Bu, Allah'ın hoşnutluğunu gösteren, büyük ödül ve bağışlanmanın ötesinde bir şeydir. Allah'ın ödül ve bağışlamasındaki hoşnutluğunun tadı, nimetlerinin tadından daha üstündür.

Sûrenin akışı, İslâm toplumunda adalet, dürüstlük ve hoşgörü ruhunu (ortamını) kuvvetlendirmeyi ve düşmanlık, adaletsizlik ve öç almak duygularını zayıflatmaya geçiyor. Müslümanlara, Hudeybiye yılında olduğu gibi, müşriklerin düşmanlıkla kendilerine uzanan elleri engellendiği zaman, Allah'ın üzerlerindeki nimeti hatırlatılıyor:

11- Ey müminler, Allah'ın size yönelik nimetini hatırlayınız. Hani bir grup size el uzatmaya yeltenmişti de Allah onların size el uzatmalarına engel olmuştu. Allah'tan korkunuz. Müminler Allah'a dayansınlar.

Bu ayetin kimin hakkında indiğini belirlenmesinde farklı görüşler vardır. Fakat tercih edilen görüşe göre bu ayet, Hudeybiye günü Hz. Peygambere ve müslümanlara olan sözlerini bozmaya ve onları ani boşlukta yakalamaya niyetlenen yahudi topluluğuna işaret etmektedir.

Fetih sûresinde ayrıntılı olarak incelediğimiz gibi, Allah, "onları müslümanların eline esir düşürmüştür."
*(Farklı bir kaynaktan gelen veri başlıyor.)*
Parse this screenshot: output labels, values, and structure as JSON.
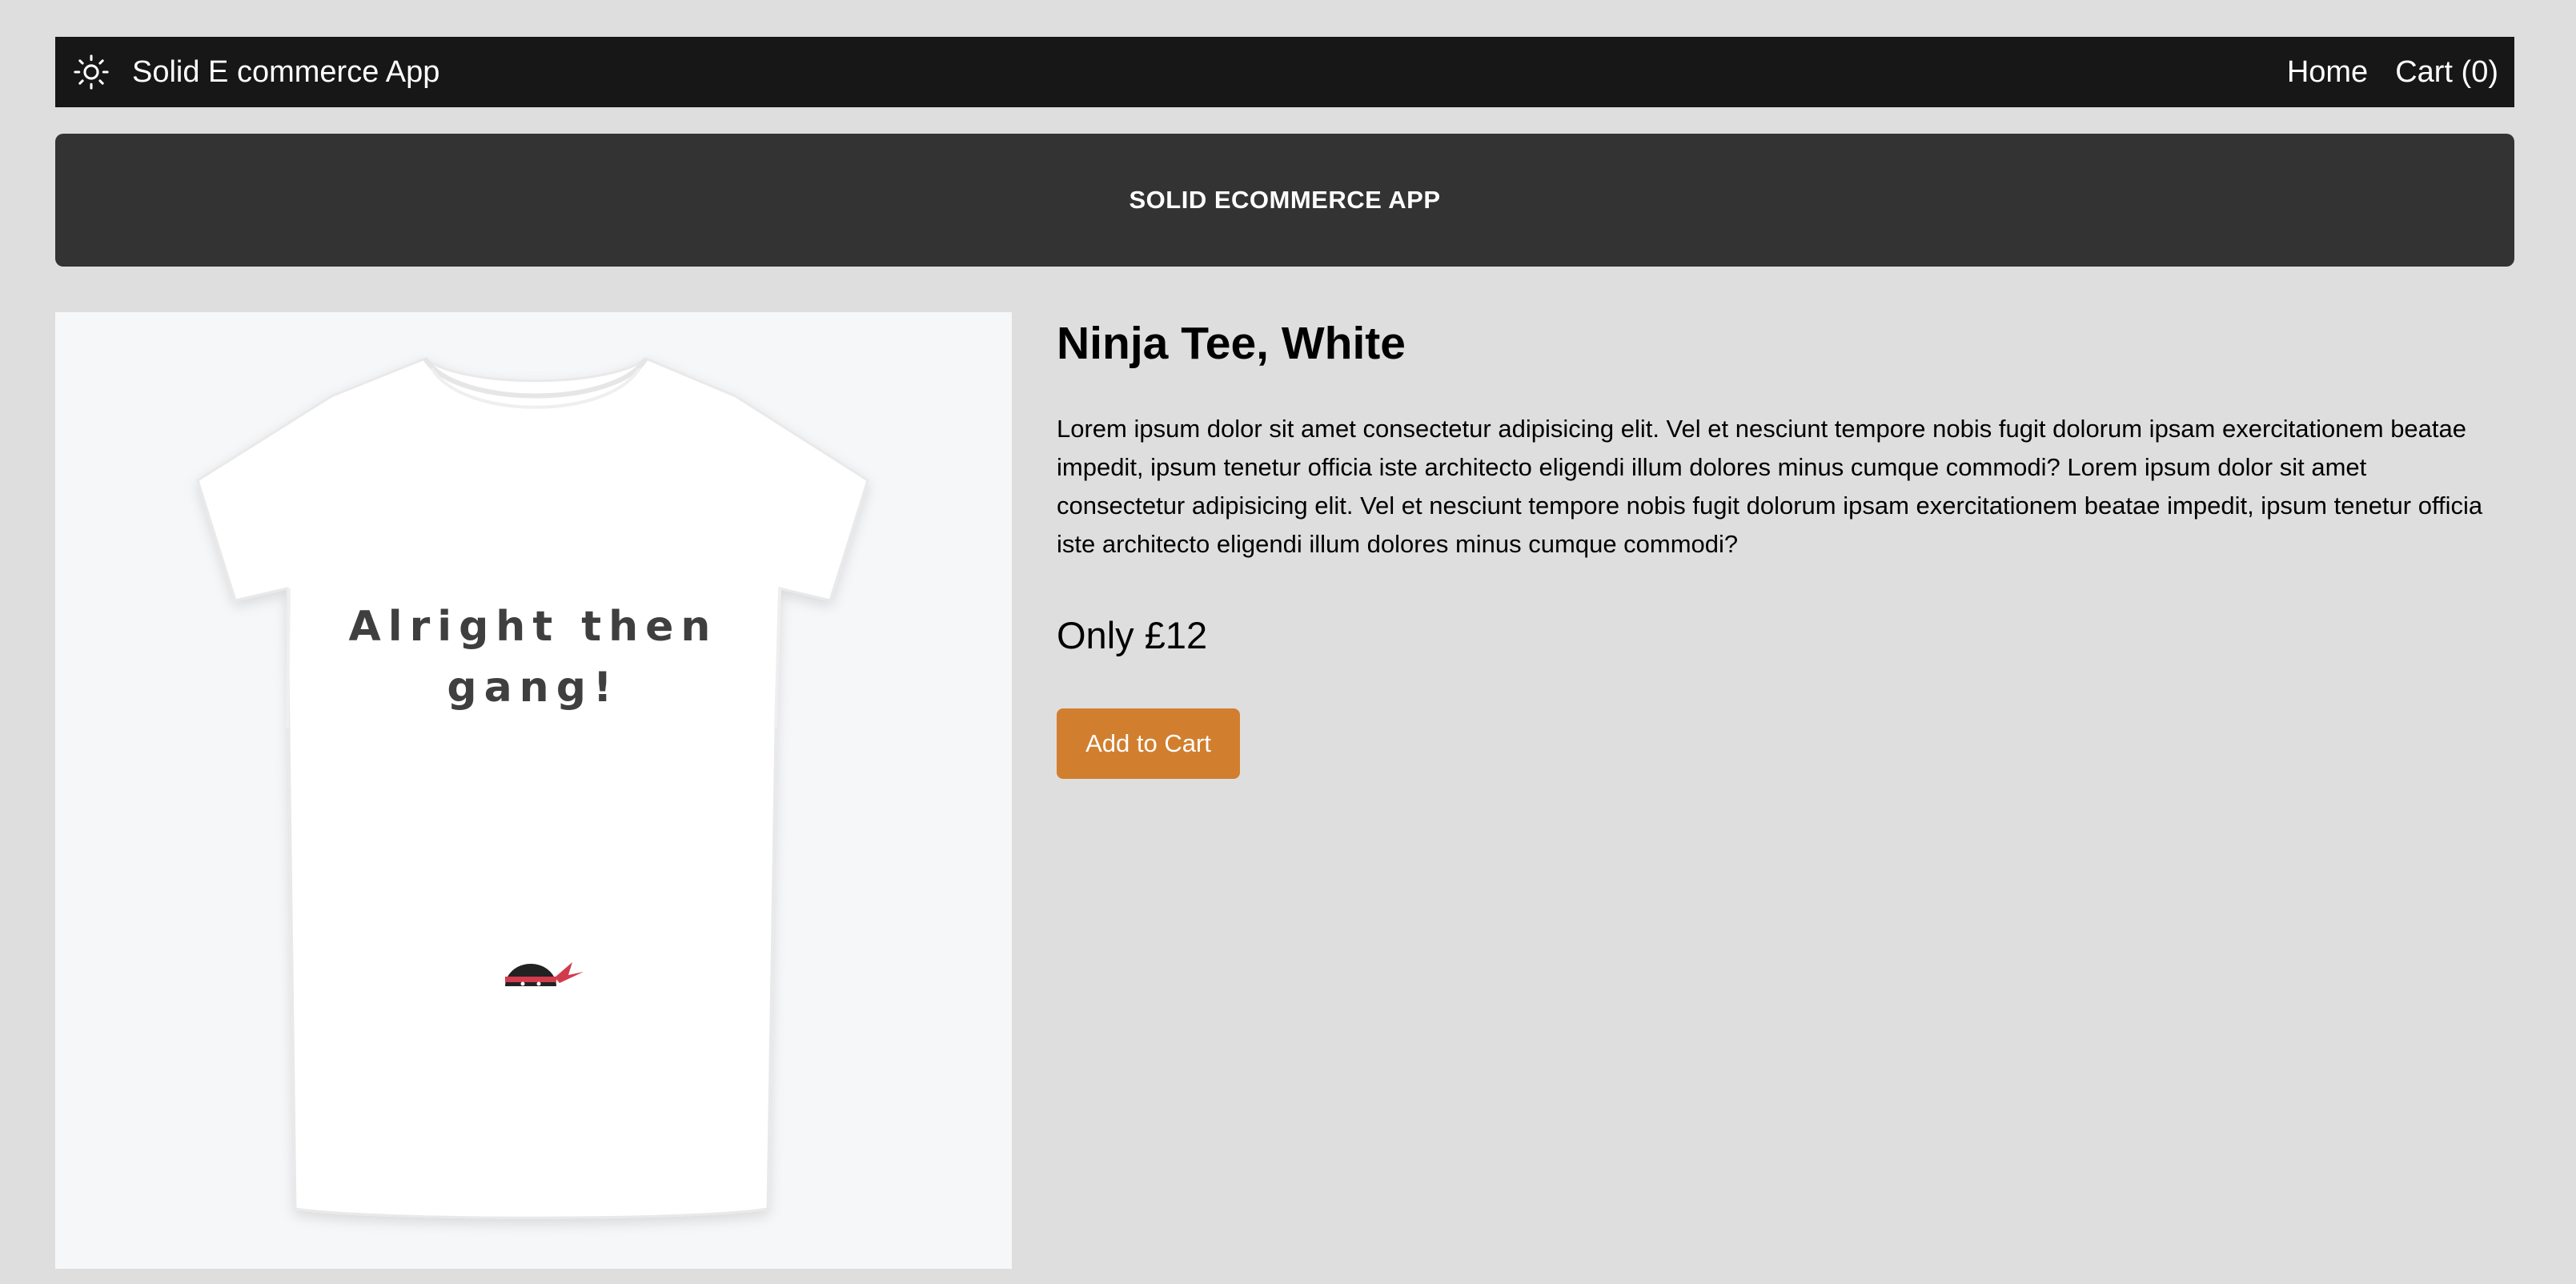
{
  "header": {
    "app_name": "Solid E commerce App",
    "theme_icon": "sun-icon",
    "nav": {
      "home_label": "Home",
      "cart_label": "Cart (0)"
    }
  },
  "banner": {
    "title": "SOLID ECOMMERCE APP"
  },
  "product": {
    "title": "Ninja Tee, White",
    "description": "Lorem ipsum dolor sit amet consectetur adipisicing elit. Vel et nesciunt tempore nobis fugit dolorum ipsam exercitationem beatae impedit, ipsum tenetur officia iste architecto eligendi illum dolores minus cumque commodi? Lorem ipsum dolor sit amet consectetur adipisicing elit. Vel et nesciunt tempore nobis fugit dolorum ipsam exercitationem beatae impedit, ipsum tenetur officia iste architecto eligendi illum dolores minus cumque commodi?",
    "price": "Only £12",
    "add_to_cart_label": "Add to Cart",
    "image": {
      "print_line1": "Alright then",
      "print_line2": "gang!"
    }
  },
  "colors": {
    "navbar_bg": "#171717",
    "banner_bg": "#333333",
    "page_bg": "#dedede",
    "accent": "#d17f2f"
  }
}
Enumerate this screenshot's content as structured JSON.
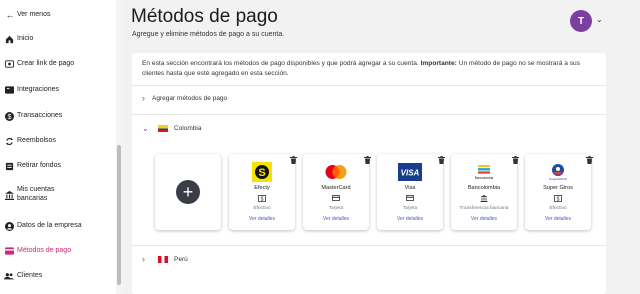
{
  "sidebar": {
    "back_label": "Ver menos",
    "items": [
      {
        "label": "Inicio",
        "icon": "home-icon"
      },
      {
        "label": "Crear link de pago",
        "icon": "payment-link-icon"
      },
      {
        "label": "Integraciones",
        "icon": "integrations-icon"
      },
      {
        "label": "Transacciones",
        "icon": "transactions-icon"
      },
      {
        "label": "Reembolsos",
        "icon": "refunds-icon"
      },
      {
        "label": "Retirar fondos",
        "icon": "withdraw-icon"
      },
      {
        "label": "Mis cuentas",
        "label2": "bancarias",
        "icon": "bank-icon"
      },
      {
        "label": "Datos de la empresa",
        "icon": "company-icon"
      },
      {
        "label": "Métodos de pago",
        "icon": "payment-methods-icon",
        "active": true
      },
      {
        "label": "Clientes",
        "icon": "clients-icon"
      }
    ]
  },
  "header": {
    "title": "Métodos de pago",
    "subtitle": "Agregue y elimine métodos de pago a su cuenta.",
    "avatar_initial": "T"
  },
  "info": {
    "text_before": "En esta sección encontrará los métodos de pago disponibles y que podrá agregar a su cuenta. ",
    "bold": "Importante:",
    "text_after": " Un método de pago no se mostrará a sus clientes hasta que esté agregado en esta sección."
  },
  "sections": {
    "add_methods_label": "Agregar métodos de pago",
    "colombia_label": "Colombia",
    "peru_label": "Perú"
  },
  "payment_methods": [
    {
      "name": "Efecty",
      "type": "Efectivo",
      "type_icon": "cash-icon",
      "link": "Ver detalles"
    },
    {
      "name": "MasterCard",
      "type": "Tarjeta",
      "type_icon": "card-icon",
      "link": "Ver detalles"
    },
    {
      "name": "Visa",
      "type": "Tarjeta",
      "type_icon": "card-icon",
      "link": "Ver detalles",
      "logo_text": "VISA"
    },
    {
      "name": "Bancolombia",
      "type": "Transferencia bancaria",
      "type_icon": "bank-icon",
      "link": "Ver detalles",
      "logo_text": "Bancolombia"
    },
    {
      "name": "Super Giros",
      "type": "Efectivo",
      "type_icon": "cash-icon",
      "link": "Ver detalles",
      "logo_text": "SuperGIROS"
    }
  ],
  "colors": {
    "accent": "#d1267a",
    "avatar": "#7b3fa0",
    "link": "#4a58c6"
  }
}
Olay ne olursa olsun, bu eşsiz eğitim metodunda vurgulanan ve özendirilen şey; bunun taşıdığı ibret dersidir ki, o da, müslümanların gönüllerinde bu topluma karşı yerleşmiş bulunan kin ve nefreti dindirmektir. Müslümanlar, Allah'ın kendilerinin koruyucusu ve gözeticisi olduğunu bilerek, huzur ve güven ortamında yaşamışlardır. Bu huzur ve güven ortamında, nefislerine hakim olmaları; kalplerinin yumuşaması ve adaleti kolaylıkla yerine getirmeleri amaçlanmaktadır. Böylece müslümanlar, Allah'ın kendilerini koruyup gözetmesini ve onlara uzanan elleri engellemesini düşünüp, O'na olan ahidlerini yerine getirmemekten çekinsinler.

Kur'an'ın resmettiği ifadeler karşısında biran durmayı da unutmayalım:

"Hani bir grup size el uzatmaya yeltenmişti de, Allah onların size el uzatmalarına engel olmuştu..."

Ellerin uzatılması ve engellenmesi hareketinin tasviri, diğer soyut ifadelerden daha canlıdır. Kur'an'ın açıklaması, tasvir ve hareket metodunu izliyor. çünkü bu yöntem, açıklamalara mükemmellik ve duruluk vermekte.

Sanki bu ifade, ifadelendirdiği soyut gerçeği ortaya koymak, onun hareketli ve canlı bir resmini apaçık ortaya koymak için, ilk kez kullanılıyor.. İşte kur'an yolu...

Yukardaki dersimizin son bölümünde, Allah müslümanlara, onlarla yaptığı sözleşmeyi ve bu sözleşme ile kendilerine verdiği nimeti hatırlatmıştı.

Bu, Allah ile yaptıkları sözleşmeyi korumaları ve onu bozmaktan kaçınmaları içindi.